Getting under the skin of open banking

Take control with open banking. Real-time data, smarter lending, and sharper risk insights—see how Atto turns raw transactions into real financial power.
Published on
February 5, 2025
Author
Jawad Ahmed
Category
Finance & Fintech

What is open banking and why does it exist?

For years, banks controlled customer financial data, limiting competition and consumer choice. Open banking changed that.

Now, individuals and businesses have control over their financial information. They can securely share it with third-party providers to access more personalised financial services.

The principle is simple: data should work for consumers, not against them. With open banking, lenders, fintechs, and financial service providers can make smarter decisions. They gain real-time financial insights rather than relying on outdated credit scores.

At Atto, we make transaction data meaningful. We transform raw financial data into structured insights, helping lenders assess risk accurately and offer credit products that truly reflect a borrower’s financial reality.  

How did open banking develop?

In 2016, the UK’s Competition and Markets Authority (CMA) identified a problem: large banks weren’t competing enough, and consumers weren’t benefiting from innovation. Smaller financial providers struggled to scale, limiting access to better financial products.

To address this, regulators introduced open banking. By 2018, Open Banking Limited (OBL) was established to oversee implementation. This set the foundation for a more transparent financial ecosystem.

Since then, open banking has gained momentum:

  • 10 million+ active users (individuals and SMEs) now use open banking-powered apps.
  • Banks must provide secure APIs for regulated providers to access transaction data (with customer consent).
  • Fintechs have developed faster, more accurate affordability checks and lending solutions.

How does open banking work?

For a company to offer Account Information Services (AIS), it must be authorised by a regulatory body, such as the Financial Conduct Authority (FCA) in the UK or its equivalent in other regions. With customer consent, regulated providers can access financial data via secure APIs—the same technology used in online banking. This ensures high security while enabling real-time financial insights.  

Why open banking matters for lenders

1. A more accurate picture of financial health

Traditional credit scores rely on historical data—which can be outdated or incomplete. Open banking fills this gap by providing a real-time financial snapshot, allowing lenders to assess affordability based on live income and spending patterns. This is especially useful for:

  • Thin-file customers (those without extensive credit history).
  • Freelancers & gig workers with variable income streams.
  • Newcomers to a country with strong finances but no local credit footprint.
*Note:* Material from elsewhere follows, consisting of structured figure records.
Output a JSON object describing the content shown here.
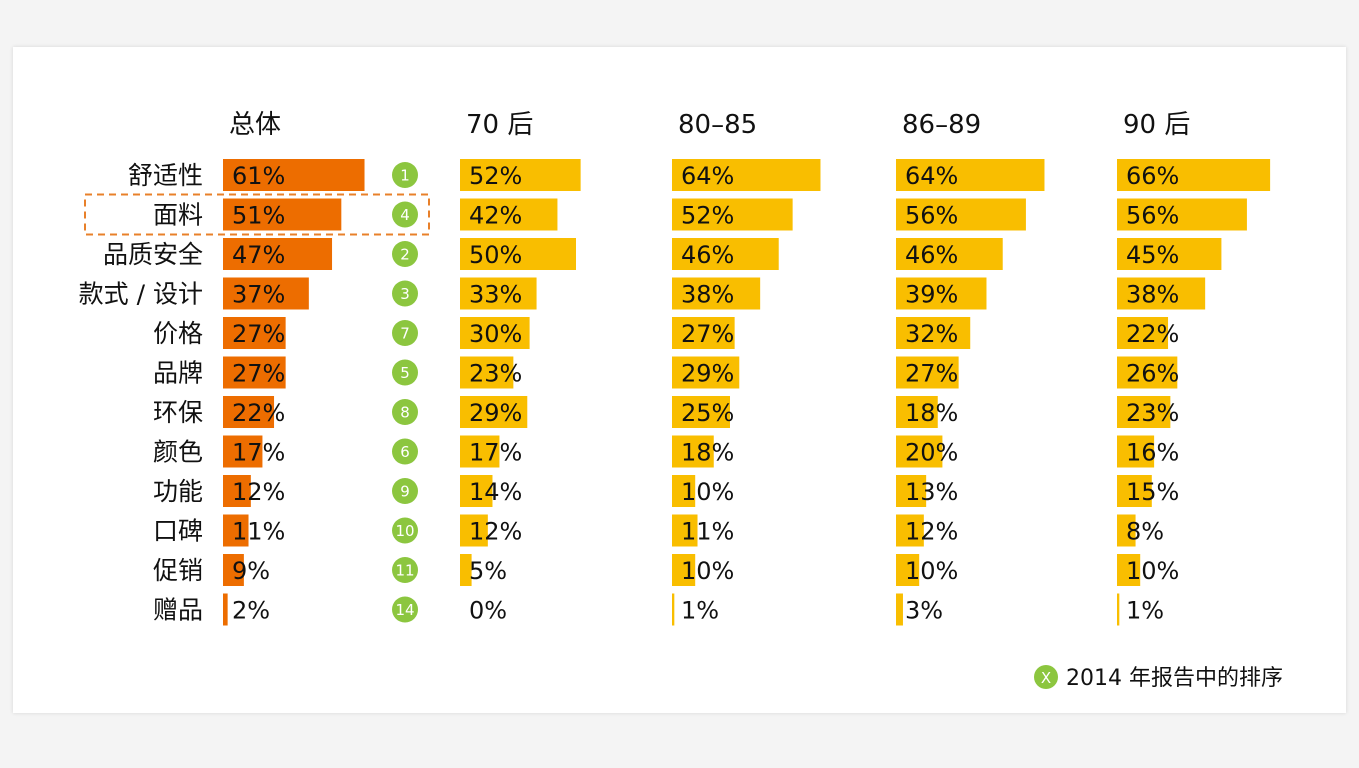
{
  "chart_data": {
    "type": "bar",
    "orientation": "horizontal",
    "categories": [
      "舒适性",
      "面料",
      "品质安全",
      "款式 / 设计",
      "价格",
      "品牌",
      "环保",
      "颜色",
      "功能",
      "口碑",
      "促销",
      "赠品"
    ],
    "series": [
      {
        "name": "总体",
        "values": [
          61,
          51,
          47,
          37,
          27,
          27,
          22,
          17,
          12,
          11,
          9,
          2
        ]
      },
      {
        "name": "70 后",
        "values": [
          52,
          42,
          50,
          33,
          30,
          23,
          29,
          17,
          14,
          12,
          5,
          0
        ]
      },
      {
        "name": "80–85",
        "values": [
          64,
          52,
          46,
          38,
          27,
          29,
          25,
          18,
          10,
          11,
          10,
          1
        ]
      },
      {
        "name": "86–89",
        "values": [
          64,
          56,
          46,
          39,
          32,
          27,
          18,
          20,
          13,
          12,
          10,
          3
        ]
      },
      {
        "name": "90 后",
        "values": [
          66,
          56,
          45,
          38,
          22,
          26,
          23,
          16,
          15,
          8,
          10,
          1
        ]
      }
    ],
    "ranks_2014": [
      "1",
      "4",
      "2",
      "3",
      "7",
      "5",
      "8",
      "6",
      "9",
      "10",
      "11",
      "14"
    ],
    "highlighted_category": "面料",
    "legend": {
      "symbol": "X",
      "label": "2014 年报告中的排序",
      "placement": "bottom-right"
    },
    "colors": {
      "overall": "#ed6d00",
      "groups": "#f9be00",
      "rank_badge": "#8cc63f",
      "highlight_border": "#e8802a"
    }
  }
}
With real-time cash flow analysis, lenders can make lending decisions that are fairer and more reflective of a borrower’s actual financial situation.  

2. Risk assessment with live data

Credit reports provide a static view of a borrower’s financial history, but financial circumstances change. Open banking allows lenders to monitor live financial activity, meaning they can:

  • Detect income fluctuations or early financial stress indicators.
  • Identify warning signs before a borrower defaults.
  • Assess affordability dynamically, reducing unnecessary declines & improving retention.

This enhances risk management, allowing lenders to make faster, more responsive credit decisions.

3. Making bank transactions meaningful

Raw bank transaction data is complex, unstructured, and difficult to interpret. Open banking platforms enrich this data, turning it into actionable insights that drive better decision-making. At Atto, we specialise in this process. Our transaction enrichment engine categorises and contextualises financial data, helping lenders assess creditworthiness with greater accuracy.

How transaction enrichment works:

  • Categorisation – Identifying spending patterns (e.g., groceries, rent, subscriptions).
  • Classification – Understanding transaction types (e.g., recurring bills vs. discretionary spending).
  • Merchant Identification – Recognising businesses instead of vague bank descriptions.
  • Affordability & Income Verification – Determining disposable income & financial stability.
  • Risk Indicators – Highlighting overdraft reliance, loan stacking, or spending volatility.

By moving beyond static credit scores, lenders can offer smarter, fairer lending decisions with confidence.

Where is open banking headed?

  • The global open banking market is projected to reach $116 billion by 2026, growing at 25% CAGR.
  • Europe leads adoption, with 68% of fintechs in the UK already integrating open banking APIs.
  • 64% of lenders report that open banking has improved their credit decisioning.

As adoption grows, open banking is driving a shift towards data-driven lending models. This evolution is unlocking:

  • Stronger fraud prevention, using live financial data.
  • Faster, fairer lending, especially for underserved consumers.
  • More personalised financial products, aligned with real spending behaviour.

Lenders who integrate open banking gain a competitive edge, while those relying solely on traditional models risk being left behind.

Conclusion

The financial industry is evolving, and open banking is at its centre. Lenders are shifting from traditional credit models to real-time financial decision-making, reducing risk while expanding access to fairer credit. At Atto, we help lenders turn raw banking data into powerful insights. Through real-time affordability checks, enhanced risk assessments, and enriched transaction data, we are shaping a more transparent, efficient, and inclusive financial ecosystem. For financial institutions, data-led decision-making isn’t optional—it’s the foundation of modern risk management and growth.